Park Lab :Research

Biomaterials that can be introduced into the human body hold great potential to diagnose and treat disease. For such applications, it is important that the materials be harmlessly eliminated from the body in a reasonable period of time after they carry out their diagnostic or therapeutic functions. For example, despite efforts to improve their targeting efficiency, significant quantities of systemically administered nanomaterials are cleared by the mononuclear phagocytic system before finding their targets, increasing the likelihood of unintended acute or chronic toxicity. However, there has been little effort to engineer the self-destruction of errant biomaterials into non-toxic, systemically eliminated products. In the BEL, we are developing clinically relevant biosafe materials that can perform their unique biological functions without any toxicity concerns.

The targeting efficacy of many imaging agents and anti-cancer drugs is limited by their poor binding to target tissues and by their adverse effects on healthy cells, which limits their doses that can be safely administered to cancer patients. The BEL screens libraries of random peptides to identify those that bind to specific disease. The peptides in the library are displayed on the surface of phage (a virus that infects bacteria), and the screening is done in vivo. When the library is injected into the circulation of a mouse, phage particles that display peptides capable of binding to a selected target tissue, such as a tumor, accumulate at the target where they can be collected and their peptide identified. By using the phase display technique, we are looking for tissue-specific peptides to increase targeting efficacy of diagnostic and therapeutic agents while reducing their side effects.

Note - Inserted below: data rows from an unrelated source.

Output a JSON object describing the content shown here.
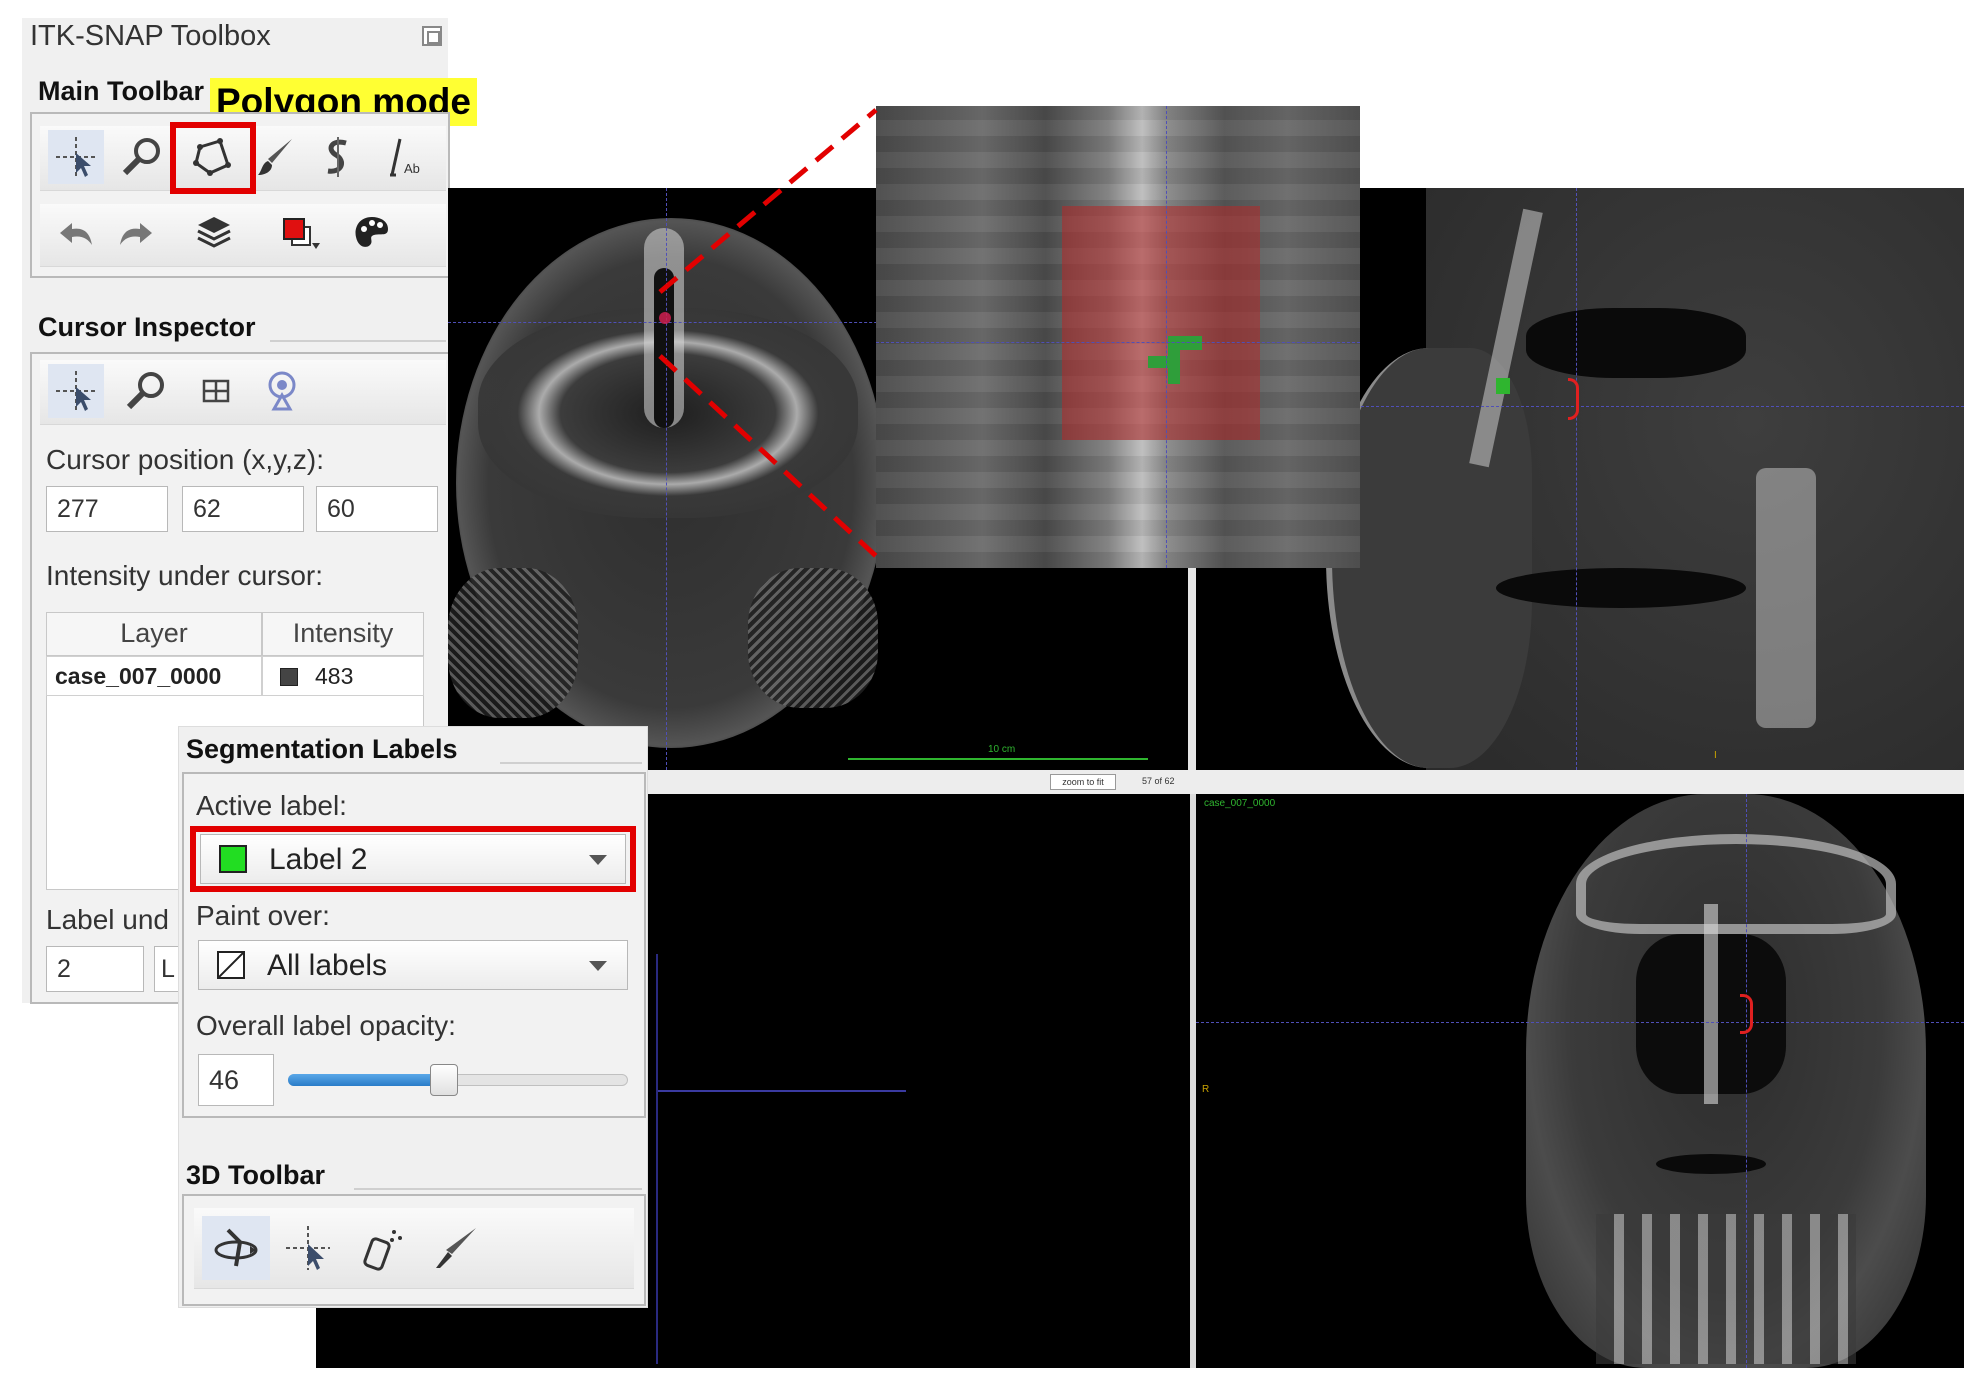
{
  "toolbox": {
    "title": "ITK-SNAP Toolbox",
    "main_toolbar": {
      "title": "Main Toolbar",
      "annotation": "Polygon mode",
      "row1_icons": [
        "crosshair-icon",
        "zoom-icon",
        "polygon-icon",
        "paintbrush-icon",
        "snake-icon",
        "annotation-icon"
      ],
      "row2_icons": [
        "undo-icon",
        "redo-icon",
        "layers-icon",
        "label-color-icon",
        "palette-icon"
      ],
      "active_tool": "crosshair-icon",
      "highlighted_tool": "polygon-icon"
    },
    "cursor_inspector": {
      "title": "Cursor Inspector",
      "icons": [
        "crosshair-icon",
        "zoom-icon",
        "grid-icon",
        "probe-icon"
      ],
      "position_label": "Cursor position (x,y,z):",
      "x": "277",
      "y": "62",
      "z": "60",
      "intensity_label": "Intensity under cursor:",
      "table_headers": [
        "Layer",
        "Intensity"
      ],
      "rows": [
        {
          "layer": "case_007_0000",
          "intensity": "483"
        }
      ],
      "label_under_label": "Label und",
      "label_under_value": "2",
      "label_under_name": "L"
    }
  },
  "segmentation": {
    "title": "Segmentation Labels",
    "active_label_title": "Active label:",
    "active_label": "Label 2",
    "active_label_color": "#22dd22",
    "paint_over_title": "Paint over:",
    "paint_over": "All labels",
    "opacity_title": "Overall label opacity:",
    "opacity_value": "46",
    "opacity_fraction": 0.46
  },
  "toolbar_3d": {
    "title": "3D Toolbar",
    "icons": [
      "rotate-3d-icon",
      "crosshair-3d-icon",
      "spray-icon",
      "scalpel-icon"
    ]
  },
  "viewers": {
    "axial_scale": "10 cm",
    "zoom_button": "zoom to fit",
    "slice_info": "57 of 62",
    "coronal_layer_name": "case_007_0000",
    "coronal_side_marker": "R",
    "sagittal_bottom_marker": "I"
  },
  "colors": {
    "highlight_red": "#e20000",
    "highlight_yellow": "#ffff33",
    "segmentation_red": "#b03030",
    "segmentation_green": "#2f9e3a"
  }
}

Over the past decade, widespread progress in nanotechnology has produced an impressive array of nanodevices with powerful electromagnetic and therapeutic properties. Nonetheless, our capacity to precisely home these targets in vivo has remained very limited and, despite three decades of research, ligand-targeted nanomedicines have yet to provide a benefit to patients. A fundamental limitation of current approaches to nanoparticle targeting is that they lack mechanisms of communication and amplification through which specific targeting events could assist the targeting of nanomaterials still in circulation. In the BEL, inspired by examples of communication in natural targeting systems, we are constructing a ‘nanosystem’ where multi-component, interactive nanomaterial systems are engineered to improve the sensing and treatment of diseases in vivo.